The Convolution Operation in CNNs

  • Properties:
    • Linear transformation.
    • Shift equivariance: Shifting the input shifts the output in the same way.
  • Mathematical Definition (Convolution):
    • Given input image \(I\) and kernel \(K\), the output \(I'\) is: \[ I'(i, j) = \sum_{m} \sum_{n} K(m, n) \, I(i - m, j - n) \]
  • Cross-Correlation (as used in most deep learning libraries): \[ I'(i, j) = \sum_{m} \sum_{n} K(m, n) \, I(i + m, j + n) \]
    • True convolution is cross-correlation with a 180-degree rotated kernel: \(I * K = I \star K_{\text{flipped}}\), where \(K_{\text{flipped}}(m, n) = K(-m, -n)\).
  • Commutativity: Convolution is commutative (\(I * K = K * I\)), cross-correlation is not.

CNN Architecture Overview

A typical CNN consists of:

  • Convolutional layers: Learn spatial features.
  • Activation functions: Non-linearities (e.g., ReLU, sigmoid, tanh).
  • Pooling layers: Downsample feature maps.
  • Fully connected layers: Used at the end for classification/regression.

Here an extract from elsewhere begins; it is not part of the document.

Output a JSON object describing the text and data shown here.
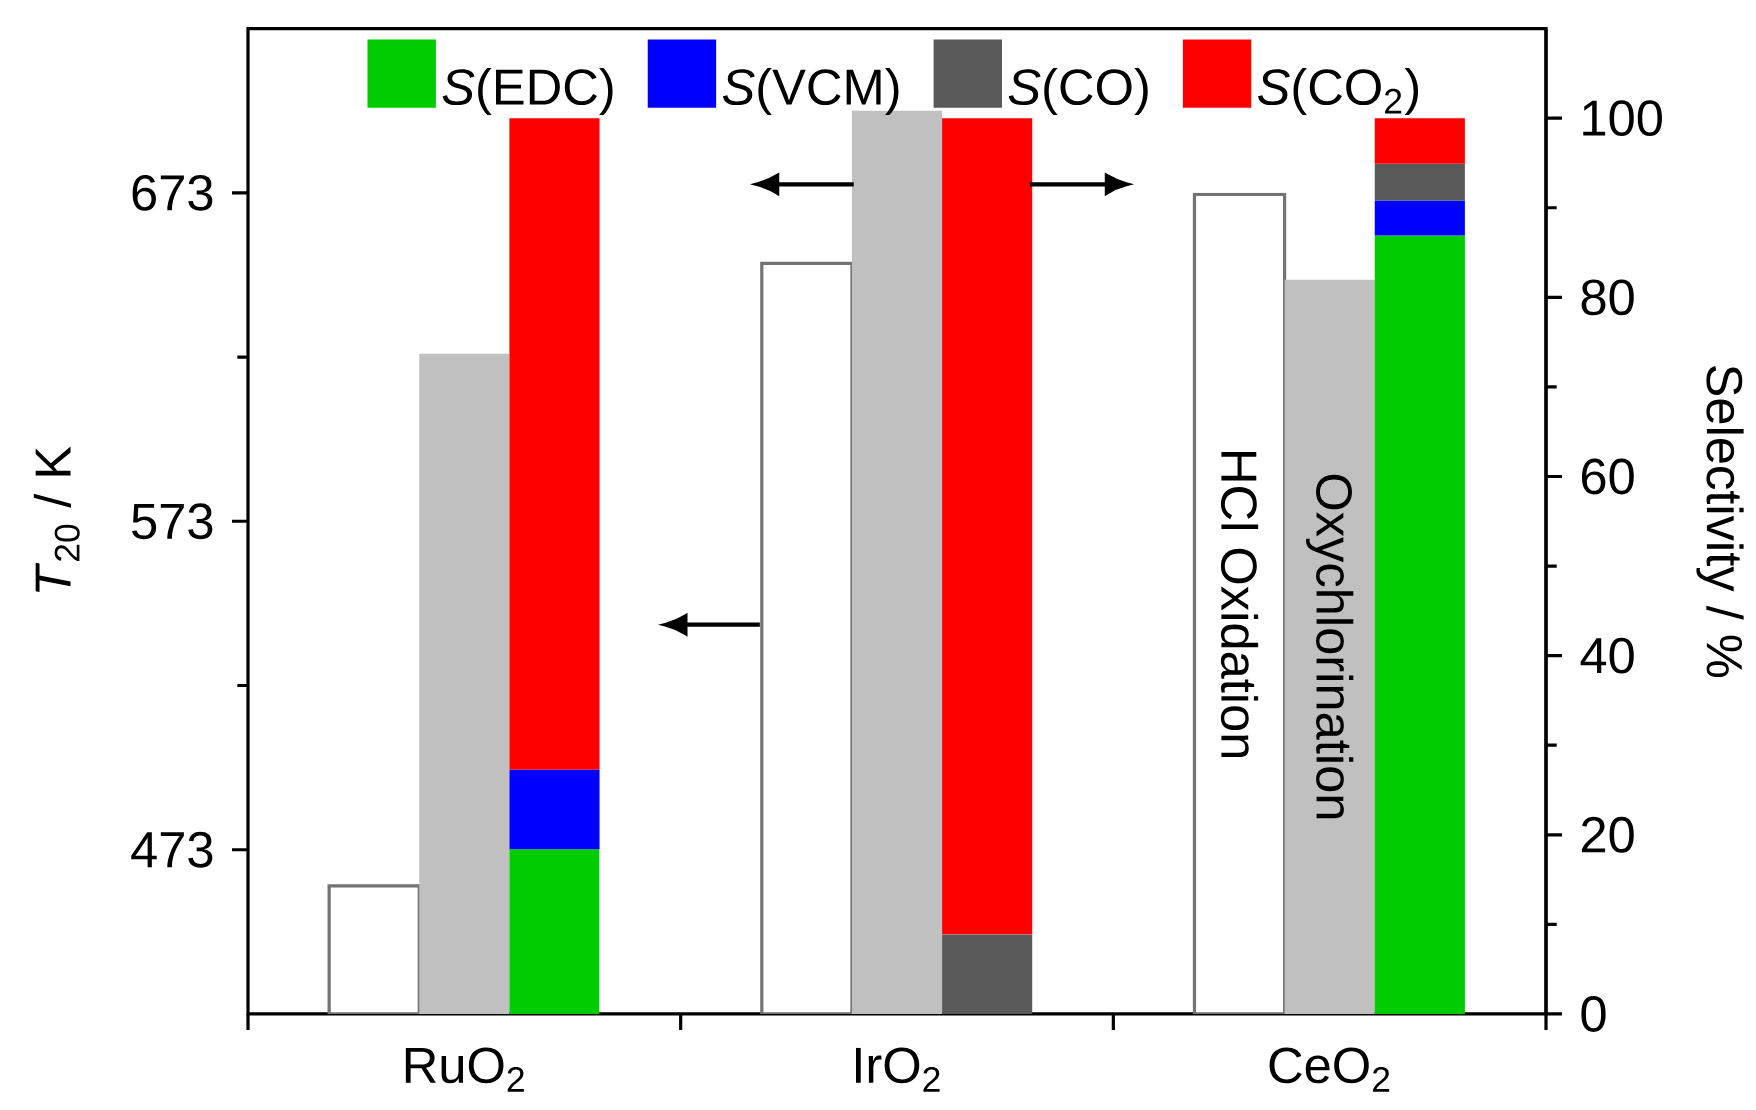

Mathematical Derivation of a Convolutional Layer

Let \(z^{[l-1]}_{u, v}\) be the output of layer \(l-1\) at position \((u, v)\). Let \(w^{[l]}_{m, n}\) be the filter weights, and \(b^{[l]}\) the bias.

Forward Pass:

\[ z^{[l]}_{i, j} = \sum_{m} \sum_{n} w^{[l]}_{m, n} \, z^{[l-1]}_{i - m, j - n} + b^{[l]} \]

Backward Pass:

Let \(L\) be the loss, and \(\delta^{[l]}_{i, j} = \frac{\partial L}{\partial z^{[l]}_{i, j}}\).

  1. Gradient w.r.t. previous layer activations:

    \[ \delta^{[l-1]}_{i, j} = \sum_{m} \sum_{n} \delta^{[l]}_{i + m, j + n} \, w^{[l]}_{m, n} \]

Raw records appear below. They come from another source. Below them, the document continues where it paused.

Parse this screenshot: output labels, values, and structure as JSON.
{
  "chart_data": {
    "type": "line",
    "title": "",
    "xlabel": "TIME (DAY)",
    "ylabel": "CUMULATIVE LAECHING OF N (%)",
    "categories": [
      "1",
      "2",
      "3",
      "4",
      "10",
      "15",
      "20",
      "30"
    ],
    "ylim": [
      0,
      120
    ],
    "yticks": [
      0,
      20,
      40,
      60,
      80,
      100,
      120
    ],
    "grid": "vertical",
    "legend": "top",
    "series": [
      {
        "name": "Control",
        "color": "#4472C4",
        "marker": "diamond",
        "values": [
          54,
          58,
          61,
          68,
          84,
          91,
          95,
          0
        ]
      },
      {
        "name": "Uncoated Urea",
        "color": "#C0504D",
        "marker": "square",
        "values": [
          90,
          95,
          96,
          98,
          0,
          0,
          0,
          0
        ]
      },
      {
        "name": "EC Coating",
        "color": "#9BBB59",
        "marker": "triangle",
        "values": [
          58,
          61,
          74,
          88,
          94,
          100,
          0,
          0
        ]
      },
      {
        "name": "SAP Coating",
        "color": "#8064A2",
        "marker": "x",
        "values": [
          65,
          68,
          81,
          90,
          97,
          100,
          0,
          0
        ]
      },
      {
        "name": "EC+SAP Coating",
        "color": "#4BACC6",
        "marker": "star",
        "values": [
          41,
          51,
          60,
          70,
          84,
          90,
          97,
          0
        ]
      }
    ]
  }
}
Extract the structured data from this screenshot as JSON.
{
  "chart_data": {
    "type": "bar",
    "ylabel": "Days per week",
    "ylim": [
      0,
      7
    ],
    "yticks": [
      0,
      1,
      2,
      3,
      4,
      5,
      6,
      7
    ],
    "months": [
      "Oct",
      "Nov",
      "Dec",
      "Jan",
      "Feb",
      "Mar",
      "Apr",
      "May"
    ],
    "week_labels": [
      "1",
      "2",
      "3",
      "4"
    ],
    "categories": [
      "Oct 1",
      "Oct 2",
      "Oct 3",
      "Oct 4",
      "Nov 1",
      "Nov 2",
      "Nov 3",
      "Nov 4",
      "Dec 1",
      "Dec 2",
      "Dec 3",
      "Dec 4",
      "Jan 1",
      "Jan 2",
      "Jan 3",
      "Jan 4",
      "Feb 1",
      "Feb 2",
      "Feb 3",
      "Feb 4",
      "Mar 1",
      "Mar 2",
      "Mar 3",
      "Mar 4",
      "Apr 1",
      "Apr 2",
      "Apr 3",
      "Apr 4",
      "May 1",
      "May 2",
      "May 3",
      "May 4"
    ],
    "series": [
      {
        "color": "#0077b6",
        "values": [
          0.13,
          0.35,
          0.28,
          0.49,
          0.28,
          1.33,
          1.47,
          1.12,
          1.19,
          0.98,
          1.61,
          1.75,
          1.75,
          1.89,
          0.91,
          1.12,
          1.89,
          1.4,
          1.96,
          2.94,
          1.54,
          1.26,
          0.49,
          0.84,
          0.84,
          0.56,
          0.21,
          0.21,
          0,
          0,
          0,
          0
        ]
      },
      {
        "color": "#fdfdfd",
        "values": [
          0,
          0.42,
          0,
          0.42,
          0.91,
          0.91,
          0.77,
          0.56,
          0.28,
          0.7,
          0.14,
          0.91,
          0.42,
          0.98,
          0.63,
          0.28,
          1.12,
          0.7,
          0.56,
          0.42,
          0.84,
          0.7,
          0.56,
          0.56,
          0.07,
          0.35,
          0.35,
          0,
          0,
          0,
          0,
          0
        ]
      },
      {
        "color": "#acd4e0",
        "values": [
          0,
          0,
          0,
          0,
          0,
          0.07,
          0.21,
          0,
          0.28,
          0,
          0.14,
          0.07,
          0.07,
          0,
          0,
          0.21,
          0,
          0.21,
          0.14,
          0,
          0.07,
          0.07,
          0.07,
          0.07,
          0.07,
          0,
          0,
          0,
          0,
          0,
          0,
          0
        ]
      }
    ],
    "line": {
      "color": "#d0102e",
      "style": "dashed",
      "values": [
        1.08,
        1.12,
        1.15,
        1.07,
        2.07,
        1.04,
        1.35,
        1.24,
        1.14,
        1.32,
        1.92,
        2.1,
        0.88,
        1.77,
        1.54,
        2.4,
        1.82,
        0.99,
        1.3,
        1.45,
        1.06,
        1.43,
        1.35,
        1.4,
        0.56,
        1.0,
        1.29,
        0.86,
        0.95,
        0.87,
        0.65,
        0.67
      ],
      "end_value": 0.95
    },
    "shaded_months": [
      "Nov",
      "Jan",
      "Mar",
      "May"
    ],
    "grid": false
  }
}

    • This is equivalent to convolving \(\delta^{[l]}\) with the kernel \(w^{[l]}\) rotated by 180 degrees: \[ \delta^{[l-1]} = \delta^{[l]} * \text{rot180}(w^{[l]}) \]
  2. Gradient w.r.t. weights:

    \[ \frac{\partial L}{\partial w^{[l]}_{m, n}} = \sum_{i} \sum_{j} \delta^{[l]}_{i, j} \, z^{[l-1]}_{i - m, j - n} \]

    • This is the cross-correlation of \(z^{[l-1]}\) with \(\delta^{[l]}\).
  3. Gradient w.r.t. bias: \[ \frac{\partial L}{\partial b^{[l]}} = \sum_{i} \sum_{j} \delta^{[l]}_{i, j} \]

Pooling Layers

  • Purpose: Downsample feature maps, reduce computation, and provide translation invariance.
  • Max pooling: Takes the maximum value in a local region.
    • No parameters.
    • During backpropagation, the gradient is passed only to the input that had the maximum value.
  • Average pooling: Takes the average value in a local region.
  • Modern trend: Strided convolutions often replace pooling.

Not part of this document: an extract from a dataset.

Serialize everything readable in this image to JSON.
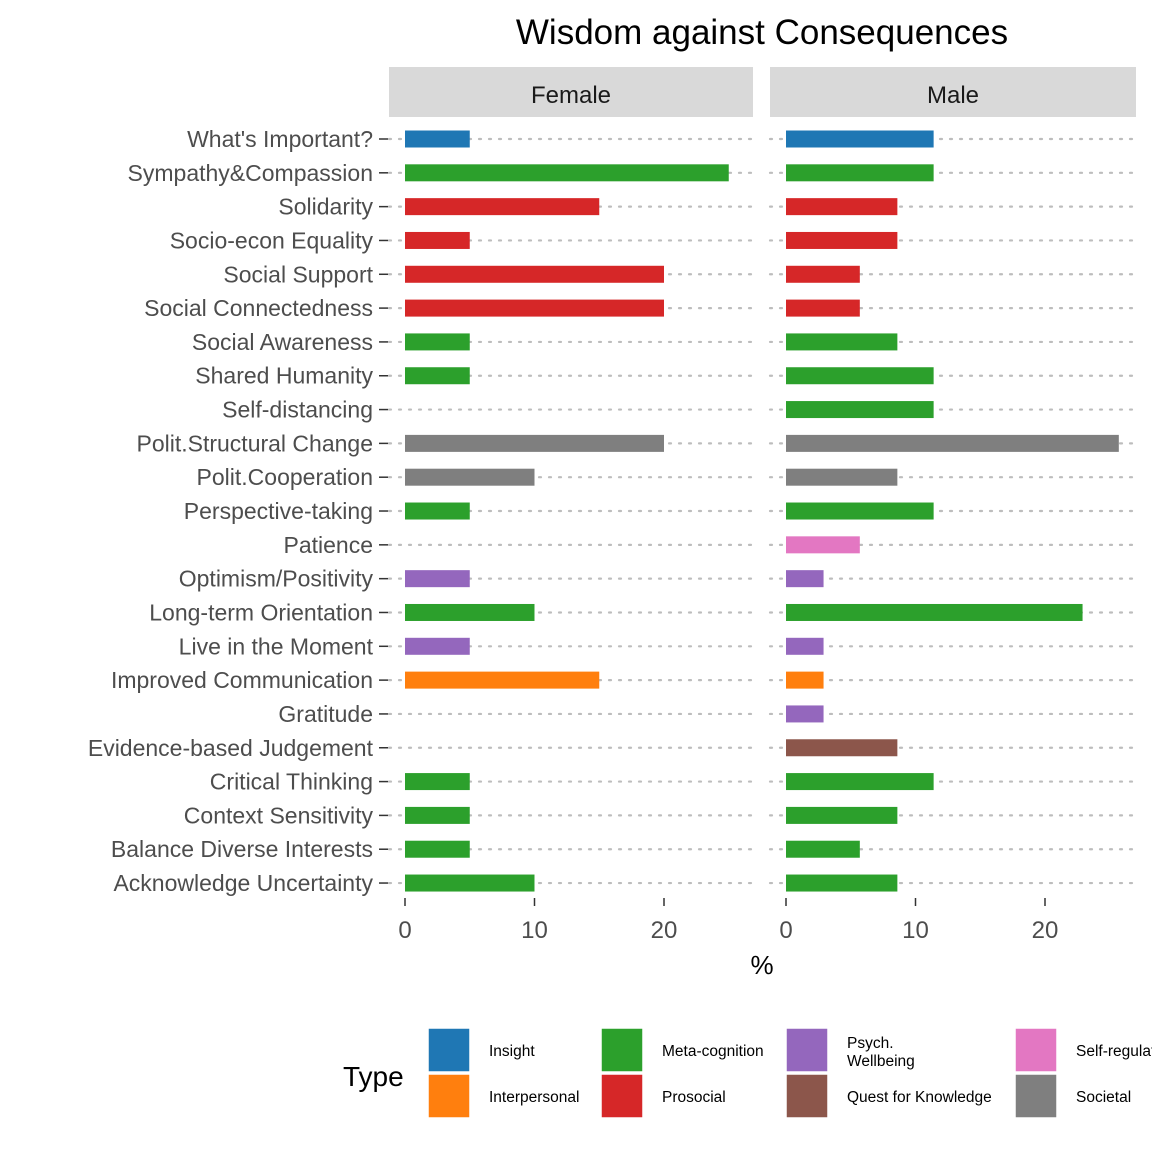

Convolution and Cross-Correlation Identities

  • \(A * \text{rot180}(B) = A \star B\)
  • \(A \star B = \text{rot180}(B) * A\)

Fully Convolutional Networks (FCNs)

  • Semantic segmentation: Classify each pixel.
  • Input and output dimensions: Typically the same.
  • Architecture: Downsample (encoder), then upsample (decoder).
  • Upsampling methods:
    • Fixed: Nearest neighbor, “bed of nails”, max unpooling.
    • Learnable: Transposed convolution.

Transposed Convolution

  • Also called: Fractionally strided convolution, “deconvolution” (not a true inverse).
  • Mechanism:
    • Upsample by inserting zeros between input elements.
    • Apply a standard convolution to the upsampled input.
    • Output size for input height \(H_{in}\), kernel size \(k\), stride \(s\), and padding \(p\): \[ H_{out} = s (H_{in} - 1) + k - 2p \]
  • Visualization: Each input value is multiplied by the kernel and “spread” over the output, overlapping values are summed.

U-Net Architecture

  • Symmetric encoder-decoder: Contracting path (encoder) for context, expanding path (decoder) for localization.
  • Skip connections: Concatenate encoder features with decoder features at corresponding resolutions for better localization.
  • Applications: Semantic segmentation, image generation from segmentation maps, 3D human pose/shape estimation, and more.